По крайней мере он не пожалел времени и прочел журнал.
— У нашего журнала прекрасная репутация, — возразила она.
— Приложу все усилия, чтобы поддержать ее. — Тон его был серьезен, но глаза насмешливо блестели.
Пич предпочла поверить словам Ари, а не его глазам. Внезапная смерть прежнего главного редактора поставила ее в трудное положение. Нужно было заканчивать следующий выпуск. Если бы не эта вечеринка с коктейлями для двухсот лучших друзей Герберта и поездка с близнецами в Оксфорд, штат Миссисипи, чтобы сыновья могли осмотреть ее альма-матер перед тем, как поступать туда, она сама смогла бы руководить «Техасом изнутри» еще пару недель, пока не найдет идеального кандидата на эту должность.
Но времени не было. Ей срочно нужна замена.
Подобно ныряльщику, собирающемуся прыгнуть с десятиметровой вышки, она набрала в грудь побольше воздуха.
— Ваше досье, вместе с восторженной рекомендацией Берта, было очень убедительным.
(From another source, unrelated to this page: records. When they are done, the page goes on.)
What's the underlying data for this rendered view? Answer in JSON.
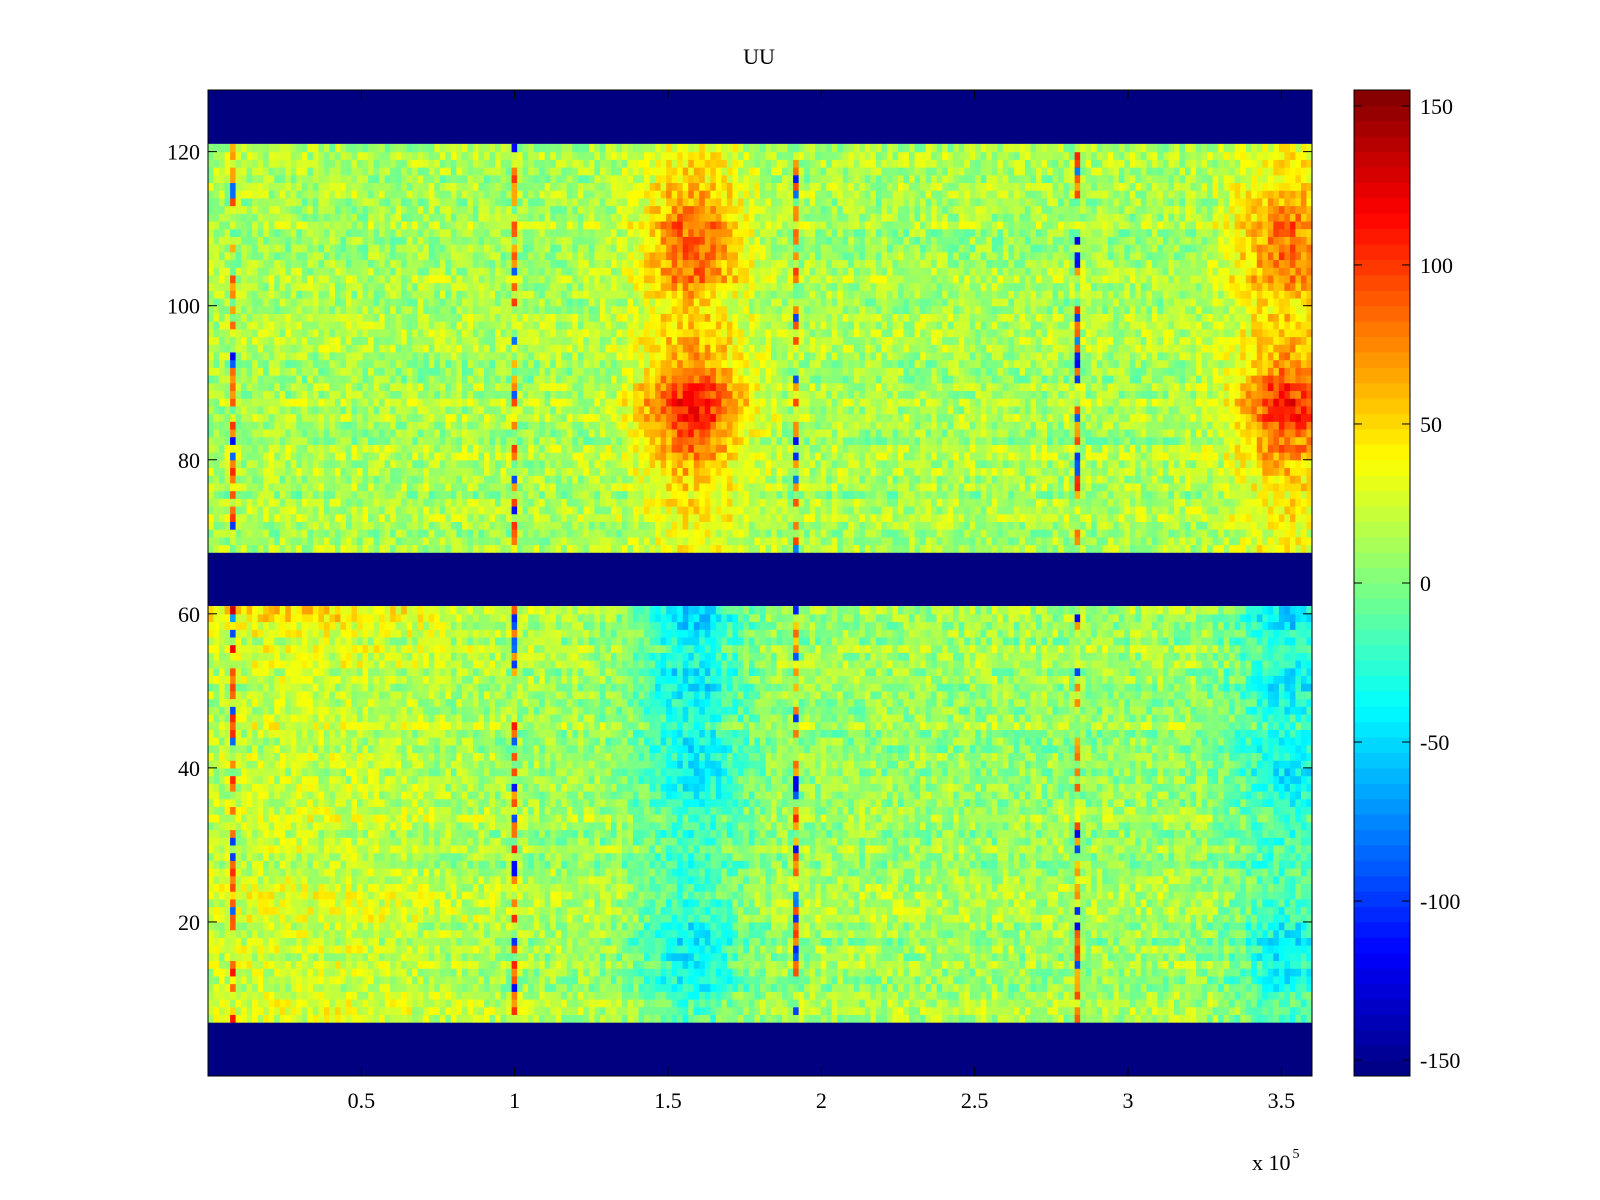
{
  "chart_data": {
    "type": "heatmap",
    "title": "UU",
    "xlabel": "",
    "ylabel": "",
    "x_multiplier_label": "x 10",
    "x_multiplier_exponent": "5",
    "xlim": [
      0,
      360000
    ],
    "ylim": [
      0,
      128
    ],
    "xticks": [
      {
        "value": 50000,
        "label": "0.5"
      },
      {
        "value": 100000,
        "label": "1"
      },
      {
        "value": 150000,
        "label": "1.5"
      },
      {
        "value": 200000,
        "label": "2"
      },
      {
        "value": 250000,
        "label": "2.5"
      },
      {
        "value": 300000,
        "label": "3"
      },
      {
        "value": 350000,
        "label": "3.5"
      }
    ],
    "yticks": [
      {
        "value": 20,
        "label": "20"
      },
      {
        "value": 40,
        "label": "40"
      },
      {
        "value": 60,
        "label": "60"
      },
      {
        "value": 80,
        "label": "80"
      },
      {
        "value": 100,
        "label": "100"
      },
      {
        "value": 120,
        "label": "120"
      }
    ],
    "colorbar": {
      "colormap": "jet",
      "clim": [
        -155,
        155
      ],
      "ticks": [
        {
          "value": 150,
          "label": "150"
        },
        {
          "value": 100,
          "label": "100"
        },
        {
          "value": 50,
          "label": "50"
        },
        {
          "value": 0,
          "label": "0"
        },
        {
          "value": -50,
          "label": "-50"
        },
        {
          "value": -100,
          "label": "-100"
        },
        {
          "value": -150,
          "label": "-150"
        }
      ]
    },
    "masked_rows": [
      {
        "y_from": 0,
        "y_to": 7,
        "value": -155
      },
      {
        "y_from": 61,
        "y_to": 68,
        "value": -155
      },
      {
        "y_from": 121,
        "y_to": 128,
        "value": -155
      }
    ],
    "grid": false,
    "legend": "none"
  }
}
Ари, это место — ваше, если вы хотите его получить.
Он впервые улыбнулся — и ее сердце взлетело, словно на лифте. Боже милостивый, а не поспешила ли она со своим предложением? Такой мужчина, как Ари Раппапорт, непременно станет причиной хаоса среди ее почти полностью женского штата.
— Когда приступать? — спросил он.
Хьюстон, штат Техас, 1995 год
Пич Морган-Стрэнд глядела на свое отражение в зеркале. Это не тот случай, когда волосы плохо лежат. Она выглядит ужасно. Темные круги под глазами. Болезненно-желтая кожа. Но как ни ужасно она выглядела, чувствовала себя еще хуже. Пич очень переживала из-за родителей.
До сих пор им удавалось выдерживать удары судьбы. Но их сила и мужество не беспредельны. Сначала совершенно неожиданные нападки прессы. Но это еще можно было пережить. А потом отца объявили банкротом, и теперь они с мамой вынуждены продать с аукциона дом и всю обстановку, чтобы расплатиться с кредиторами. Пич видела, как это подкосило отца.
Как мог он пасть так низко, ведь он был таким популярным сенатором! «Ставленник Вашингтона» — этот ярлык навесила ему пресса во время последних перевыборов. Теперь они называли его мошенником и еще похлеще.
У Пич вырвался стон, и она сжала зубы, чтобы не разрыдаться. Слезы не помогут ее родителям. Она должна поддержать их, должна быть сильной.
И она будет сильной — пока у нее есть Герберт, на которого можно опереться. Никогда еще муж не был ей так нужен. Она слышала, как он бреется в ванной, и знакомое жужжание успокаивало, придавало уверенности. Ей вдруг очень захотелось броситься к нему и спрятаться в его надежных объятиях. Но она знала, что мужу не понравится, если она прервет его ритуал. Кроме того, в последнее время в их отношениях появилась какая-то холодность.
Пич нанесла на бледную кожу розовую основу под макияж, накрасила глаза, укротила непокорные пряди с помощью щетки и лака для волос, надела новый костюм «от кутюр», который влил в нее новые силы и поднял настроение, и вышла из спальни. Когда она спускалась по лестнице, солнечный свет отразился от огромной хрустальной люстры и по строгому холлу заиграли разноцветные радуги.
Герберт ее опередил. Он стоял у входной двери, держа в руках свежий номер «Хьюстон кроникл», и задумчиво смотрел на нее. К ее удивлению, он был в теннисных шортах и белой футболке. Конечно, даже в этом наряде он выглядел привлекательно — гораздо более привлекательно, чем большинство пятидесятилетних мужчин, — но эта одежда едва ли подходила для сегодняшнего дня, учитывая серьезность положения.
— Ты забыл, какой сегодня день? — спросила она.
Герберт взглянул на свои часы «Ролекс».
— Я совершенно точно знаю, какой сегодня день. Я с нетерпением ждал его всю неделю. Я через сорок минут играю в клубе в теннис.